By Rachit Raj

A lot has been said about Disney’s recent attempt to bring diversity to their characters and narratives. We are still early in these representations, but after Soul gave us Disney’s first black protagonist, Encanto gives us a Latina family which has been quickly recognized for its incredible representation. However, beyond that, this recent Disney film does something more, and quite incredibly. In Mirabel (voiced by the brilliant Stephanie Beatriz), we get a protagonist with a disability.

Now Mirabel may not seem like the most obvious character to lead the cause for the disabled community, but when understood inside the fabric of the film it breaths in, her disability emerges as a striking part of what makes her such a terrific protagonist. In a family of sorcerers where every family member finds their own special “gift” in a fanciful ceremony, Mirabel is magicless. She is the odd-one-out, the anomaly. The disabled.

While those who have the gift of magic get a section of the home of their own, Mirabel sleeps in the nursery with young kids who are yet to receive their “gift”. In her own home, she lives as an inferior citizen. It does not help that her grandmother, the matriarch, Abuela, is especially harsh towards her, and her parents only sporadically supportive of their child.

In its early minutes, Encanto paints a stellar picture of a character who is the “other” in her own household. She encapsulates the tragic experience of a person with a disability as she sees the youngest member of the family getting his “gift”. A useless gift, one must add, but a gift, nonetheless.

She is excluded from the family and yet expected to be a part of the family. At one point in the narrative, she is disdainfully excluded from the family photograph. Mirabel is destined for a life spent at the peripheral edges of her family.
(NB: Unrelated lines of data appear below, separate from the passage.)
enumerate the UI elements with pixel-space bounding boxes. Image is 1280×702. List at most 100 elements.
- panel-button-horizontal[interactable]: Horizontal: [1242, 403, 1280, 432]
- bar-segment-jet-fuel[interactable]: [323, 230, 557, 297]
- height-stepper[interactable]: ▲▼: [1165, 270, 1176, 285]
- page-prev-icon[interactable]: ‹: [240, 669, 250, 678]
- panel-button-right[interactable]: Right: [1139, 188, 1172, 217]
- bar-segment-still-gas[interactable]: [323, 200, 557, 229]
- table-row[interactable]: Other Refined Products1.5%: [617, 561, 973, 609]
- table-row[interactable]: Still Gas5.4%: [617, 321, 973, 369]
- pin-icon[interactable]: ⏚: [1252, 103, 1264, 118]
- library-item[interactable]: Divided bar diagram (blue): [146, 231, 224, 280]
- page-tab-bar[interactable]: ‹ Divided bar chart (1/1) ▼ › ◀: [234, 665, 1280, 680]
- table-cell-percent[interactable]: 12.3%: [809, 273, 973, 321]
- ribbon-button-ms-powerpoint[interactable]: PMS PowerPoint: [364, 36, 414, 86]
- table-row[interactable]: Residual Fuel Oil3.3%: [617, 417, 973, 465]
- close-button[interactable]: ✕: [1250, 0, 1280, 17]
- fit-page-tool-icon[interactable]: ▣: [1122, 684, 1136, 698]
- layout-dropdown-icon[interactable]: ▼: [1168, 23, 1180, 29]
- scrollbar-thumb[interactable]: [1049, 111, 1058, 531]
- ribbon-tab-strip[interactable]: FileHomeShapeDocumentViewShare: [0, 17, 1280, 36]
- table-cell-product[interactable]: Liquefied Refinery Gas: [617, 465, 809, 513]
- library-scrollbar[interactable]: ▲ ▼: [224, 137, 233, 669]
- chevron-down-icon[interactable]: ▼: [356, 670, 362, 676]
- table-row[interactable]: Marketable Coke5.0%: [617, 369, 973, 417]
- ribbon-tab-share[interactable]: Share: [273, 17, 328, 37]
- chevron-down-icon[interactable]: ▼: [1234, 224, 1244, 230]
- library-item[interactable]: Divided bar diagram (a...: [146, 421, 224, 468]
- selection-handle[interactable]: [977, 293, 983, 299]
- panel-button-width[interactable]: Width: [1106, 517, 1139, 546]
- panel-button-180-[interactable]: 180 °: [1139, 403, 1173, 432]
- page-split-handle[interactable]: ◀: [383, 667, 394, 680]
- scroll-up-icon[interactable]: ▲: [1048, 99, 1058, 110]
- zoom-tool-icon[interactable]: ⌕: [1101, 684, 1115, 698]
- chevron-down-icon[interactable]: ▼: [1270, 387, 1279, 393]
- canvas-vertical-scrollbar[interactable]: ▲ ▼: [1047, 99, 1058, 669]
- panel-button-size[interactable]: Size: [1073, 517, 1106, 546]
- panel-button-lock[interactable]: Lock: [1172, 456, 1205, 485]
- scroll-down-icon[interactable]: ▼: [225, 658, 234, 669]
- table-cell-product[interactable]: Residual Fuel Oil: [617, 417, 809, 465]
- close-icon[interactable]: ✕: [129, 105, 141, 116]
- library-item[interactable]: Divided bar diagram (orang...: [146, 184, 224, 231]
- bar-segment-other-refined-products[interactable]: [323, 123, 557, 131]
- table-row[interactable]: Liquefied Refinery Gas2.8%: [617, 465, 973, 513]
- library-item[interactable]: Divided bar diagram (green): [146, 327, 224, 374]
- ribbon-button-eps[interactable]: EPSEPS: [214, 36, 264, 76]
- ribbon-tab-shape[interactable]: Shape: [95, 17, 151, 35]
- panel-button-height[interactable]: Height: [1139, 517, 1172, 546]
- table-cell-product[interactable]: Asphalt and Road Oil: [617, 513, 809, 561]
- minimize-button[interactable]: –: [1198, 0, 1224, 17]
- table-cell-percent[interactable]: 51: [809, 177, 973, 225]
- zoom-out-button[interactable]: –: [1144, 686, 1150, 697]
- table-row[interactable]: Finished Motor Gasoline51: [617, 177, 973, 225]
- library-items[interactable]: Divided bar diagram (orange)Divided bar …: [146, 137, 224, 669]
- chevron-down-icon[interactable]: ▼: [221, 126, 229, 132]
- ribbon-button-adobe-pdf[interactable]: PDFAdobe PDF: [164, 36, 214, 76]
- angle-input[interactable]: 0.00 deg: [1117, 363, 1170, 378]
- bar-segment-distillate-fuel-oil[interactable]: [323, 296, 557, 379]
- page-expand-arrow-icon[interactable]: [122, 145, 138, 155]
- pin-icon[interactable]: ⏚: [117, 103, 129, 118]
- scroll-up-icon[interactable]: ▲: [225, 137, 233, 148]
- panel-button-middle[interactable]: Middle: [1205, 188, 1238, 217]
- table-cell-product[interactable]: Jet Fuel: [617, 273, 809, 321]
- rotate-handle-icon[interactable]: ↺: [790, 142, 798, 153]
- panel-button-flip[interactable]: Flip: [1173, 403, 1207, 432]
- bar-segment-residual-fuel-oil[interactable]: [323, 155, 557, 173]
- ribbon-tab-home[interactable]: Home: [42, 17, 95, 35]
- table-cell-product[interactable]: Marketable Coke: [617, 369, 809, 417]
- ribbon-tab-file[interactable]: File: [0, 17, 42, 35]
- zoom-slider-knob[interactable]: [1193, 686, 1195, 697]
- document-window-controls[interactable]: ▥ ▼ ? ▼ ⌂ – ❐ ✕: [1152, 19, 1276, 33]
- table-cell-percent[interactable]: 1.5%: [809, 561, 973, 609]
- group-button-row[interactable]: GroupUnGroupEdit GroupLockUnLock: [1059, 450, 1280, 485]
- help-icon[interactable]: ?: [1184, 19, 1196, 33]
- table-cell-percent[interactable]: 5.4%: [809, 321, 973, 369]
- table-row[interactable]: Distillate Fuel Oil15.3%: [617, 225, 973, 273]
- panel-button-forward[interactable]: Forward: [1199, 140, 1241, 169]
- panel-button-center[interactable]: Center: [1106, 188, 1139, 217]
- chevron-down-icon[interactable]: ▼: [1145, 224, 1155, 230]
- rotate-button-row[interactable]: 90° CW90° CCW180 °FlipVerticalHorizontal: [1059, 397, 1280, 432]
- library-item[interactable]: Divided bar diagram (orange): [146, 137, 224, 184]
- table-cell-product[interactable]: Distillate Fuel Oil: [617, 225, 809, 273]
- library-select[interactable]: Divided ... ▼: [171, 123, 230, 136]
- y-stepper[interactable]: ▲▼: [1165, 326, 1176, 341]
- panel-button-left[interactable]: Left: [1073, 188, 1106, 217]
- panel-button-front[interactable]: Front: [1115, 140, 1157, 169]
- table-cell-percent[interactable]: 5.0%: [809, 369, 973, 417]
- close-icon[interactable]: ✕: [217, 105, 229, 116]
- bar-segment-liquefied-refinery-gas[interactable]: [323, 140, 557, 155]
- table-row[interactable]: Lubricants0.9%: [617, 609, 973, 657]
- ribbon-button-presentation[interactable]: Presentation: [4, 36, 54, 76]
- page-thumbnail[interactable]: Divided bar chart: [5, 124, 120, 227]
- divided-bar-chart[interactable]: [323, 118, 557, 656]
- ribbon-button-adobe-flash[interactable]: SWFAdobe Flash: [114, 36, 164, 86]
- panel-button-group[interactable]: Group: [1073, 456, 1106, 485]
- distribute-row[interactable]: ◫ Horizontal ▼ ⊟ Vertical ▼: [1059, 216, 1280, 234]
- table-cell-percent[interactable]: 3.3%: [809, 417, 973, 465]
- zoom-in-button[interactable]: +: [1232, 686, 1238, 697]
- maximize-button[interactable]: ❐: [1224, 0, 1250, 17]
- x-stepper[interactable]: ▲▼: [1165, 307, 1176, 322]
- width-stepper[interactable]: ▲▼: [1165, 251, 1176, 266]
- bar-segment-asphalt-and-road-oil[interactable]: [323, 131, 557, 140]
A life where she is reminded of her “disability” repeatedly in stark contrast to everyone else’s “ability” to do the most fantastic things.

The film does well to touch upon the burden of being a “gifted one” through the character of Luisa, who has superhuman strength but also deals with extreme, endless anxiety. In fact, the film shows multiple characters dealing with intellectual situations. Abuela is dealing with PTSD, Bruno (another obscure, hidden character) can be quickly resembled as someone on the autism spectrum, while Dolores with her super-hearing abilities is also struggling with anxiety issues.

And yet, amongst all of them, Mirabel (and Bruno) is the “other” one, because her disability is more “visible”. In the introductory song of the film, we find Mirabel introducing her family jubilantly, only to turn morose as kids ask her about her “gift”. That sense of inferiority in Mirabel is a fascinating nod to people with disabilities feeling inferior to everyone else in their family, especially if they come from an unhealthy familial space like Mirabel did.

Of course, the film resorts to some clichés towards the end that make the final resolution more populist than pure. As I finished the film I had reservations about what would happen to Mirabel after we leave her. I still feel Abuela’s final apology was more about a brief reflection than true introspection.

Unlike Disney’s better offerings like Coco and Soul in recent years, Encanto is hiccupped,  but a satisfying ride. In Mirabel – and a host of other members of the Madrigal family – we are given a magical ride that makes an important, albeit simplistic statement on acceptance, not just of one’s own disability (it was essential for Abuela to go back to a site that was the birthplace of her traumatic obsession with magic), but also taking the first step towards embracing others with their “gifts” and “non-gifts”.

Ultimately, Encanto, for me, was about how a person can spiral into an endless hurricane as they live with a disability in an unwelcoming, toxic environment. It is also, then, about the beauty of being accepted by your loved ones for who you are. Luisa is more than just someone with superhuman power, Mirabel, more than someone without the “gift”. Encanto is about accepting each other for the human beings that we are, and as simplistic and sanitized as that may be, it is a positive step forward as we move towards better and more frequent representations of disability in popular culture.